Some of them are using embedded fonts, some doesn't.
I've been working on a service that optimizes (in terms of file size) the PDF files in this folder.
Each user may be uploading around 400 files, weighing anywhere between 80K to 10M, and my task is to optimize all of them to the smallest possible file size with minimal quality lose.
the PDF Library is doing a great job with it. My only problem is that I can't remove all embedded fonts from all files, since some of the files might use these fonts and the result would be a file that I can't use.
So my questions are:
- How can I detect what files use and what files doesn't use embedded fonts?
- When optimizing the files that use embedded fonts, How can I remove only the unused fonts?

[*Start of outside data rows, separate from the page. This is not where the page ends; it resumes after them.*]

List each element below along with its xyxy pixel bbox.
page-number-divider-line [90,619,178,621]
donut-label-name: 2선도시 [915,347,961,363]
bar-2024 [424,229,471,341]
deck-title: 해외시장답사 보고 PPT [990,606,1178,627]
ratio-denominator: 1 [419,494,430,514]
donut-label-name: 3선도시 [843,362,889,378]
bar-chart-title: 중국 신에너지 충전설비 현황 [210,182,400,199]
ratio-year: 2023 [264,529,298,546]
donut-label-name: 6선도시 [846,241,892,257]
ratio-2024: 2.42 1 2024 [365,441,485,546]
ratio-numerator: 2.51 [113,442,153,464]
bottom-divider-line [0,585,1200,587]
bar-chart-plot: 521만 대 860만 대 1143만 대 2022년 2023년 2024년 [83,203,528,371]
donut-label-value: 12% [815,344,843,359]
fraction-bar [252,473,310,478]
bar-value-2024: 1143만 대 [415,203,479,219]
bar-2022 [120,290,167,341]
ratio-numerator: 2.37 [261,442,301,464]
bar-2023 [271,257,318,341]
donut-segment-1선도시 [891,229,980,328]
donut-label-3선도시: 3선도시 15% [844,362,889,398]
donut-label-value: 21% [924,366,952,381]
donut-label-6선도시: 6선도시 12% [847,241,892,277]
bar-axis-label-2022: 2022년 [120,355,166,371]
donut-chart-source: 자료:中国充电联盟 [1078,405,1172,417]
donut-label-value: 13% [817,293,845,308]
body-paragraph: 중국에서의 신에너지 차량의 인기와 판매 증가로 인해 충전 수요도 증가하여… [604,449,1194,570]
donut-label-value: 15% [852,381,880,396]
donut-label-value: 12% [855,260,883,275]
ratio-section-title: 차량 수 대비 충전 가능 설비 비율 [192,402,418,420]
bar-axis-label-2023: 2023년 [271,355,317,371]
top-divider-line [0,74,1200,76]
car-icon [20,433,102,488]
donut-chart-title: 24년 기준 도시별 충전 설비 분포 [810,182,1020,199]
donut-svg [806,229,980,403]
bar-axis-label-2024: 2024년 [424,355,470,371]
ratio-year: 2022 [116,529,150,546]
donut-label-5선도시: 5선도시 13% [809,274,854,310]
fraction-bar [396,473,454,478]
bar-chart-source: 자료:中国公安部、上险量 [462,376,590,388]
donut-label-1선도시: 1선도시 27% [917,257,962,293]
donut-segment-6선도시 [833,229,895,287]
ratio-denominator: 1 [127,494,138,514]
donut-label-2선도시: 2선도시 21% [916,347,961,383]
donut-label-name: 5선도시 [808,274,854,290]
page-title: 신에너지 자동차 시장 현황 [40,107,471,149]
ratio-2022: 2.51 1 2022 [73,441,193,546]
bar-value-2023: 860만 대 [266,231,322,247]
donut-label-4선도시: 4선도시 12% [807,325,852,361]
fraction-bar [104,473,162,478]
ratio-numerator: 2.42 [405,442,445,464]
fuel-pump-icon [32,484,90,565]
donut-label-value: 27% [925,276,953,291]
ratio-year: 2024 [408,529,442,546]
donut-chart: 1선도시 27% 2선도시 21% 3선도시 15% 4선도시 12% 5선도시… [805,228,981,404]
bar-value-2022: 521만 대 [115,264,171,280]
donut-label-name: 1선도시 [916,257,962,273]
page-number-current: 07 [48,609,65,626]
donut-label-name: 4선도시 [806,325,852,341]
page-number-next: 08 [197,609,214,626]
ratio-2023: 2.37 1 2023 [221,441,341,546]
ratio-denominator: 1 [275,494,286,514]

what I want to achieve is to remove all embedded fonts from most of the files, but keep the embedded fonts in the files where I actually need them. I understand that it depends on the fonts I have on my system (these files should stay on a single system so portability is not that important to me), so I try to find a way to identify, before optimizing, what files will look OK without embedded fonts, and what files I need to keep the embedded fonts.
APDFL has a PDFontIsEmbedded() call. The DotNet interface's Font class has an Embedded property. Saving with the GarbageCollect SaveFlag should remove any unreferenced indirect objects, including fonts.
Note that Resource Dictionaries could potentially be shared by multiple pages so that fonts not used by one page might be used by another page that uses the same resource dictionary.